Ayu Utami/Sumber Wikipedia |
Bicara soal sastra wangi, istilah yang benar-benar baru saya tahu dan langsung saya cari tahu. Apa sih sebenarnya sastra wangi itu? Sastra wangi adalah karya sastra yang ditulis oleh perempuan. Sastra wangi sendiri muncul di awal tahun 2000-an setelah karya Ayu Utami novelnya yang berjudul saman mendapatkan penghargaan. Selain Ayu Utami masih banyak karya penulis perempuan yang disemat dengan julukan sastra wangi.
Lalu mengapa harus sastra wangi?
Ternyata sastra wangi bukan hanya sebutan untuk karya perempuan saja. Spesifiknya karya sastra perempuan yang vulgar dan erotis. Bahkan tidak sedikit yang mengatakan bahwa sastra wangi adalahi sastra selangkangan, sebagaimana dikatakan oleh sastrawan Indonesia Taufiq Ismail. Stigma negatif, bahkan dikatakan tidak layak untuk dibaca seringkali didapati.
Dan mengapa harus sastra wangi?
Saya adalah pembaca karya sastra dan karya sastra dengan sebutan sastra wangi itu ternyata karya sastra yang saya banyak baca, namun disini saya heran mengapa harus karya sastra perempuan, apa perlu saya beri tanda miring ditebalkan dalam kata “perempuan”. Ya saya sangat terganggu ketika melihat beberapa komentar bahwa sastra wangi adalah hanya karya sastra yang membahas sex, kevulgaran dan pembangkit birahi saja. Dan saya juga pernah membaca karya sastra laki-laki yang isinya serupa contoh seperti karya Eka Kurniawan, namun apakah ada pelabelan dengan istilah lain? Hmm
Bahkan sebutan Sastra Wangi saja sudah berbau ketidakadilan gender dalam dunia sastra. Menurut saya keberanian perempuan dalam karya-karyanya itu adalah keresahan. Membahas ketabuan yang di usung perempuan adalah perlawanan terhadap apa yang terkadang sering didapati para perempuan di dunia nyata.
Mengapa harus sastra wangi?
Lagi-lagi saya bertanya, apakah karya perempuan dan laki-laki dalam dunia sastra sendiri tidak bisa disamaratakan. Menurut saya perempuan atau laki-laki mempunyai tempat yang sama di ranah manapun. Apalagi dalam menciptakan sebuah karya.

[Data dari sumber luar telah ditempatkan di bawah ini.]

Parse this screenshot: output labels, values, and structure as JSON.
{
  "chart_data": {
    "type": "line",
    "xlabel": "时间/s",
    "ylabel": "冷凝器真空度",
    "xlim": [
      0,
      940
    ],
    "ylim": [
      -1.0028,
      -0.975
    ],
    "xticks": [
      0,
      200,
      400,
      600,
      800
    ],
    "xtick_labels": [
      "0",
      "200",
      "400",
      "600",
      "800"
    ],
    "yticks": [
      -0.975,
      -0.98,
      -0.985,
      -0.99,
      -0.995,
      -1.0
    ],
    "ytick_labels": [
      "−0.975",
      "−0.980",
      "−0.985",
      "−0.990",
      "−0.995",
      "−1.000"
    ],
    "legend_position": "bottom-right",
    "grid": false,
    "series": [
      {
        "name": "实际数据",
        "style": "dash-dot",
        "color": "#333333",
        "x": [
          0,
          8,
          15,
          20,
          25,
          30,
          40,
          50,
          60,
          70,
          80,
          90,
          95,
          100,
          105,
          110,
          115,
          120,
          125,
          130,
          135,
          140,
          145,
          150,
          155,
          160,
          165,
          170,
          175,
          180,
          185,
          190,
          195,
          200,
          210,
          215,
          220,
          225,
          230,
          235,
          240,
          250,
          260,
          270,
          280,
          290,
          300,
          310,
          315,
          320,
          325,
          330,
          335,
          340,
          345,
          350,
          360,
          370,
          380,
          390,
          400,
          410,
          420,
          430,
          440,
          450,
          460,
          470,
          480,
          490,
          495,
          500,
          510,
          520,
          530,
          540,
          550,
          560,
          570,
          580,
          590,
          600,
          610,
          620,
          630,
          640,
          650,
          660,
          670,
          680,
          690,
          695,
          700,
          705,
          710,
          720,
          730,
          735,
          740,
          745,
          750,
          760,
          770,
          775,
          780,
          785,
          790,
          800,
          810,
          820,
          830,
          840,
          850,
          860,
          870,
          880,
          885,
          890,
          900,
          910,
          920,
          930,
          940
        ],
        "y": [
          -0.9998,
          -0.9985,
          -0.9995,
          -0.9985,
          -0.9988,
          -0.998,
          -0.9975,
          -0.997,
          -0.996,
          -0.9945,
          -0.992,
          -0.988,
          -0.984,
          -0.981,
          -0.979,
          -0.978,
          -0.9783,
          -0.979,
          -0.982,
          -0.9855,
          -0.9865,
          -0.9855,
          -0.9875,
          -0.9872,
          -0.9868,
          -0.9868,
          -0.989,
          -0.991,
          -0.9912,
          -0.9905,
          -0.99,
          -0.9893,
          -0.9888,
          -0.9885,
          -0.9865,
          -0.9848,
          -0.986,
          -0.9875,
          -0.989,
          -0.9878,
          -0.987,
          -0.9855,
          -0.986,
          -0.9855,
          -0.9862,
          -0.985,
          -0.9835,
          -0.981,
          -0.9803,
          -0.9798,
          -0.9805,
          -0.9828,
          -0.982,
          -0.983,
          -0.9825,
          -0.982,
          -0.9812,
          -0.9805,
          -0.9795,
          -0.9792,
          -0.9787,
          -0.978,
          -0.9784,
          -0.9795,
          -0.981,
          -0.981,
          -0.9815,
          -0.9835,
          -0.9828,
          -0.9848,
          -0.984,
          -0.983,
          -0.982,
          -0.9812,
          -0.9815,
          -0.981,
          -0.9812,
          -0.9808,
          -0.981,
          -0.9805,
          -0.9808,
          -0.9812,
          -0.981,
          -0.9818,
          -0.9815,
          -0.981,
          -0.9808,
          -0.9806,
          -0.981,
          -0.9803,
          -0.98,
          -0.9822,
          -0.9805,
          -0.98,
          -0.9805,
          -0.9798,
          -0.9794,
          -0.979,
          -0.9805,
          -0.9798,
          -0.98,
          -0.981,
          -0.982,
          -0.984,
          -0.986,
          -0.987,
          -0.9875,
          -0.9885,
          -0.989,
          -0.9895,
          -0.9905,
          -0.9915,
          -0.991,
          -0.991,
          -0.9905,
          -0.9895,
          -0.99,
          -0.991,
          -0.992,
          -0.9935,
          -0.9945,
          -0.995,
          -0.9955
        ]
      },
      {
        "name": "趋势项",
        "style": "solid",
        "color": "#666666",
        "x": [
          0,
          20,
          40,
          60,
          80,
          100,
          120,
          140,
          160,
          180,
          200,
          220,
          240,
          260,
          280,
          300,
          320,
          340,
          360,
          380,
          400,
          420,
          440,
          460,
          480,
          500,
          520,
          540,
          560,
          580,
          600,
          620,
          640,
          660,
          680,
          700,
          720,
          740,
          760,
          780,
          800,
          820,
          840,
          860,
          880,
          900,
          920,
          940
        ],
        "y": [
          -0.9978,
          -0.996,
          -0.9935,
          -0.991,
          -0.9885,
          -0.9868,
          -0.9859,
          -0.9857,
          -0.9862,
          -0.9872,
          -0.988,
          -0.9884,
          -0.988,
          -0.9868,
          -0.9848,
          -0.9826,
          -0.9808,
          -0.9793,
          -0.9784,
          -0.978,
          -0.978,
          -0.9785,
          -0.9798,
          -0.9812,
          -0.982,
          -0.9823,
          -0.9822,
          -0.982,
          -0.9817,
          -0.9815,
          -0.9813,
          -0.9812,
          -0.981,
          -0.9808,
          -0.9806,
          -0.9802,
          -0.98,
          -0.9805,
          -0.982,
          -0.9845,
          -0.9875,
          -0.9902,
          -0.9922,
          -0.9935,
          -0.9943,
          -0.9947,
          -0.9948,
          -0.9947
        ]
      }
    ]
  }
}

Dan sejauh saya membaca karya sastra yang dilabeli sastra wangi, tidak ada sama sekali niatan penulis untuk menulis konten porno di dalamnya. Saya menemukan banyak hal malah, banyak sisi kemanusiaan yang bisa saya dapat, banyak pengalaman manusia-manusia yang bisa saya rasakan jadi stop Cuma melihat dari segi erotisnya saja.
Di berbagai aspek perempuan seringkali dilihat hanya sebagai objek. Sastra wangi adalah buah dimana ketika masyarakat kita melihat karya perempuan yang terlihat hanya kata “perempuan”-nya saja tidak terlihat kata “karya”-nya.
Seringkali existensi perempuan diremehkan dan dipertanyakan, jika saja konstruksi pemikiran kita tidak terdoktrin oleh budaya patriarki saya yakin perempuan berkarya bukan hal yang aneh, perempuan memimpin bukan sesuatu yang tidak biasa. perempuan menciptakan sebuah karya sastra yang membahas hal-hal tabu dan kevulgaran tidak akan ada kata sastra wangi.